Last week, someone mentioned project based learning and common core standards. Until that point, I hadn’t really contemplated the relationship. So, I went forth to see what I could find out about how to effectively use PBL with common core standards. In addition to finding that I’m late to the game, here’s what I found…

In this video, teacher, Matt Gillespie, describes his Crucible project in great detail (10 minute video). But if you struggle with pulling all the pieces together, his step-by-step explanation of his approach is well worth your time. You’ll love the part where he creates an “entry” by creating hysteria, claiming that someone in the class cheated on an exam.
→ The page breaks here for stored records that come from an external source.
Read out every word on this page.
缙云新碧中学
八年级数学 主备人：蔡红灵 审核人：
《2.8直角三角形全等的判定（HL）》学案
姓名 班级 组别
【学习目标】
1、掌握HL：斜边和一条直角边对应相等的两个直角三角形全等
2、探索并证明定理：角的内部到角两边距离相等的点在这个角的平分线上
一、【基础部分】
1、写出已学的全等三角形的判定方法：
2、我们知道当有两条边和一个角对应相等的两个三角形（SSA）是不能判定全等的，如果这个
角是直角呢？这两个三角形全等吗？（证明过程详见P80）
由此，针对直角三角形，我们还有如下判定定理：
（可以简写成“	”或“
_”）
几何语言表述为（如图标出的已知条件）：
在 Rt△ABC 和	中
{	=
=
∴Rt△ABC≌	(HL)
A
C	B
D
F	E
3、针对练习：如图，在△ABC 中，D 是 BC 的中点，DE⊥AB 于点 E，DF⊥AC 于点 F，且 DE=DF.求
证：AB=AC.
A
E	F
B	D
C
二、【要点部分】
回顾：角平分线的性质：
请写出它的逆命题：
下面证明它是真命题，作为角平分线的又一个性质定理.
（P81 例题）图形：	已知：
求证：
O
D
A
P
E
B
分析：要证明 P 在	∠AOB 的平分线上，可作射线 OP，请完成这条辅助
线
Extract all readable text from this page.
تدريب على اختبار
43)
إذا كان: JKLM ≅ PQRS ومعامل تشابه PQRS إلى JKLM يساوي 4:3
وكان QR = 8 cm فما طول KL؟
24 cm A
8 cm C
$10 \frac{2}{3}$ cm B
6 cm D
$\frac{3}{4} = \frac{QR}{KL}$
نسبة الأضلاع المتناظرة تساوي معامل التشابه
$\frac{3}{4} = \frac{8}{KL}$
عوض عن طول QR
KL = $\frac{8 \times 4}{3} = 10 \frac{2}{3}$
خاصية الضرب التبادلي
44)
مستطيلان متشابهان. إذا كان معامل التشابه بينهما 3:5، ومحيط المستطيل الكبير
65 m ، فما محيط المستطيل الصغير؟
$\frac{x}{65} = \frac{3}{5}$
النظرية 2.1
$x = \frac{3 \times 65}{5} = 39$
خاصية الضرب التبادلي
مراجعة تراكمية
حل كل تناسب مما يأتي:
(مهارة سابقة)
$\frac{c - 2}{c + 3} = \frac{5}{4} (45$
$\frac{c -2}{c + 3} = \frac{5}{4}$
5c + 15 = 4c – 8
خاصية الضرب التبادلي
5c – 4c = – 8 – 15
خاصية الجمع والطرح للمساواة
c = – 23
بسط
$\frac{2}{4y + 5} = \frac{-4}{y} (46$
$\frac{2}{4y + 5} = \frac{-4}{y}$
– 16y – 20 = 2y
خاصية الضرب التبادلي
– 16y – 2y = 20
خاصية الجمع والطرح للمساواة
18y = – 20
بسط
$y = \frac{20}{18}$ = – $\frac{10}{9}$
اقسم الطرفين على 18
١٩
PBL is THE way to cover common core standards

In his article “Project-Based Learning and Common Core Standards,” Thom Markham offers project based learning as THE way to cover common core standards. Markham says, “Successful implementation of the new standards will require innovative best practices that persuade and prepare students to engage in thoughtful problem solving, as well as encourage better performance through more sophisticated, broad-based assessments. PBL, done well, accomplishes those goals. But old-style “projects” won’t come close.” He then outlines what he calls the “six moving parts” of PBL, which include:

  1. Moving from instruction to inquiry
  2. Balancing knowledge and skills
  3. Going deep
  4. Teaching teamwork
  5. Establishing a culture of inquiry
  6. Blending coaching with teaching

Mixing project based learning and common core standards for CTE is doable

project based learningAn article on Navigator, “Meeting the Common Core Through Project Based Learning” by Dayna Laur, gave some good advice for beginners to PBL. Laur’s suggestions include:

  • You can include and cover language arts and math common core standards in just about any subject matter, including CTE courses.
  • Don’t rule out that core subject teachers can also cover your CTE content in their projects.
  • Start by making yourself familiar with any common core standards that you need to cover. Then work with a colleague towards interdisciplinary coverage.

If you still need more convincing of the natural relationship between PBL and common core, read Edutopia’s article “Creating Schoolwide PBL Aligned to Common Core” by Eric Isselhardt, Ph.D. In this case, the entire school curriculum revolves around project based learning.

5 Responses

  1. Celestial says:

    I LOVE to see examples of teachers trying methods “outside of the norm”. Great video and blog post!

    • Sarah Layton says:

      Thank you, Celestial. I was pleasantly surprised by how well PBL and common core work together. It will be exciting to see how CTE teachers implement these and other ideas for maximum common core coverage.

  2. Kristin says:

    Wow-ee! If the book has been introduced to me that way, I may have actually enjoyed it! What a great show of how that “entry” or “hook” can be so important to a lesson or project.